# Orange Heart



## myingling (Sep 28, 2014)

yea I know more pots ,, but that's what I do lol ,,,
2 orange heart pots this suff is a dream to turn and sand makes for great soundin caller and one black ash burl pot

Reactions: Like 2 | EyeCandy! 7


----------



## gman2431 (Sep 28, 2014)

That black ash is some great looking stuff!

Reactions: Thank You! 1


----------



## Tony (Sep 28, 2014)

gman2431 said:


> That black ash is some great looking stuff!



ditto!

Reactions: Thank You! 1


----------



## ironman123 (Sep 28, 2014)

That and the yellow heart are good looking stuff. The calls are good looking also.
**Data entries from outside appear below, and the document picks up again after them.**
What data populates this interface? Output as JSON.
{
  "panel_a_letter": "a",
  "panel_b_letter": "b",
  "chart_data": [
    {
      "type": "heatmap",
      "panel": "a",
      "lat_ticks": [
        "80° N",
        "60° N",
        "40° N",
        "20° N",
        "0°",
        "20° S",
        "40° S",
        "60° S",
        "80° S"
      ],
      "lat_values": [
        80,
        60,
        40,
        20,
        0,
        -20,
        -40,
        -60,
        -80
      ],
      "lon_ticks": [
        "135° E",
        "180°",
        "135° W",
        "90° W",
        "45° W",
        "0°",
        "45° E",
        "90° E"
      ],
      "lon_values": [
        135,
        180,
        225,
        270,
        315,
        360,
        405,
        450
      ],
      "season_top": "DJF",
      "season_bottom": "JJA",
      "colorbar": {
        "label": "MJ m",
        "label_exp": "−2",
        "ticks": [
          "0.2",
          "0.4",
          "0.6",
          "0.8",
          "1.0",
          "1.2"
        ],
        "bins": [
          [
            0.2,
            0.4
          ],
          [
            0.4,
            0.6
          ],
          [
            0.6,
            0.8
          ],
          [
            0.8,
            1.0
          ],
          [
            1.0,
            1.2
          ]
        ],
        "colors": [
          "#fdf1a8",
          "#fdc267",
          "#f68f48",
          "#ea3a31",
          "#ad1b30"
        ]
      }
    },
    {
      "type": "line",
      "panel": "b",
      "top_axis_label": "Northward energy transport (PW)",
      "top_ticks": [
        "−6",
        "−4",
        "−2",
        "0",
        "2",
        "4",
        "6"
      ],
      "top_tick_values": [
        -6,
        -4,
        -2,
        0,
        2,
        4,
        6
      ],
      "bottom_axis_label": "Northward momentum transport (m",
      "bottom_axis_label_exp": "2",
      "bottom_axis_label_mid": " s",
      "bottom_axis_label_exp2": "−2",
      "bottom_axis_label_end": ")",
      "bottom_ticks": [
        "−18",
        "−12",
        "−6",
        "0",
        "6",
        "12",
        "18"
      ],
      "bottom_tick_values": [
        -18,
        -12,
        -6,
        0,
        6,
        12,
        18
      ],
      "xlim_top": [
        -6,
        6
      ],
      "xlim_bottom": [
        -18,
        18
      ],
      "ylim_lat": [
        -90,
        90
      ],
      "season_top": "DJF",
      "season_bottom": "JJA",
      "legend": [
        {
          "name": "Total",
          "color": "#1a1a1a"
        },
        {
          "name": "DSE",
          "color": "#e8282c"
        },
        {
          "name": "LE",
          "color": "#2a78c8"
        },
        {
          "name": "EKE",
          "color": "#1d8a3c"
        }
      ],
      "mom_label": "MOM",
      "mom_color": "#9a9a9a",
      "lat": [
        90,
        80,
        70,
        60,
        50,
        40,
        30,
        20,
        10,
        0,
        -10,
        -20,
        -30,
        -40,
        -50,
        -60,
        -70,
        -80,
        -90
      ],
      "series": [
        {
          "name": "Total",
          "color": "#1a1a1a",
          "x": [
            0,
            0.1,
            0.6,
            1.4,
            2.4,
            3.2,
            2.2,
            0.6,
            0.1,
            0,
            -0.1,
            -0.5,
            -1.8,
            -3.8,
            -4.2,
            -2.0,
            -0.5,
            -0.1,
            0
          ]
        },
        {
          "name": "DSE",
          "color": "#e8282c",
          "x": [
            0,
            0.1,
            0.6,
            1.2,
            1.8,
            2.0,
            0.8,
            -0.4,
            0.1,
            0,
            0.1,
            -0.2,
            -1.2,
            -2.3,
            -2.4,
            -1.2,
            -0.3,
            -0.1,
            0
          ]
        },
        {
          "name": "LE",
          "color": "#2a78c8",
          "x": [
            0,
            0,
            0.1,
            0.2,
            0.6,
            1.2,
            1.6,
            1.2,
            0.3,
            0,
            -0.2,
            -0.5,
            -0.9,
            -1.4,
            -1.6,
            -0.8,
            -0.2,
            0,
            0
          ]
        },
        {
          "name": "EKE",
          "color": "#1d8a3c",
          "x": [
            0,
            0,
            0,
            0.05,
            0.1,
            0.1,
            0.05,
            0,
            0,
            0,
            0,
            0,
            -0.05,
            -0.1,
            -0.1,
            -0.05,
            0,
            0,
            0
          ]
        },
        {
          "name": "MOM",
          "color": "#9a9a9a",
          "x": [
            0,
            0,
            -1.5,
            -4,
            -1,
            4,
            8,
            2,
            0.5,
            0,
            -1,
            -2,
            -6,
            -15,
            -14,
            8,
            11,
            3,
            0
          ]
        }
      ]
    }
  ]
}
Reactions: Thank You! 1 | Agree 1


----------



## David Seaba (Sep 28, 2014)

Great looking calls!
David

Reactions: Thank You! 1


----------



## myingling (Sep 28, 2014)

gman2431 said:


> That black ash is some great looking stuff!



Thanks,
yes it makes for a good lookin kick a,, sounding call


----------



## eaglea1 (Sep 29, 2014)

Sweet looking calls as usual Mike! What do you like better for sound, the copper or the slate?

Reactions: Thank You! 1


----------



## myingling (Sep 29, 2014)

eaglea1 said:


> Sweet looking calls as usual Mike! What do you like better for sound, the copper or the slate?


,,,,Thanks ,,,,slate is normally first call out of the vest for the early morning soft talk ,,,,after that its copper all the way and do prefer the copper for sound

Reactions: Like 1


----------



## ghost1066 (Oct 4, 2014)

Good looking callers. That black ash is really slick.


----------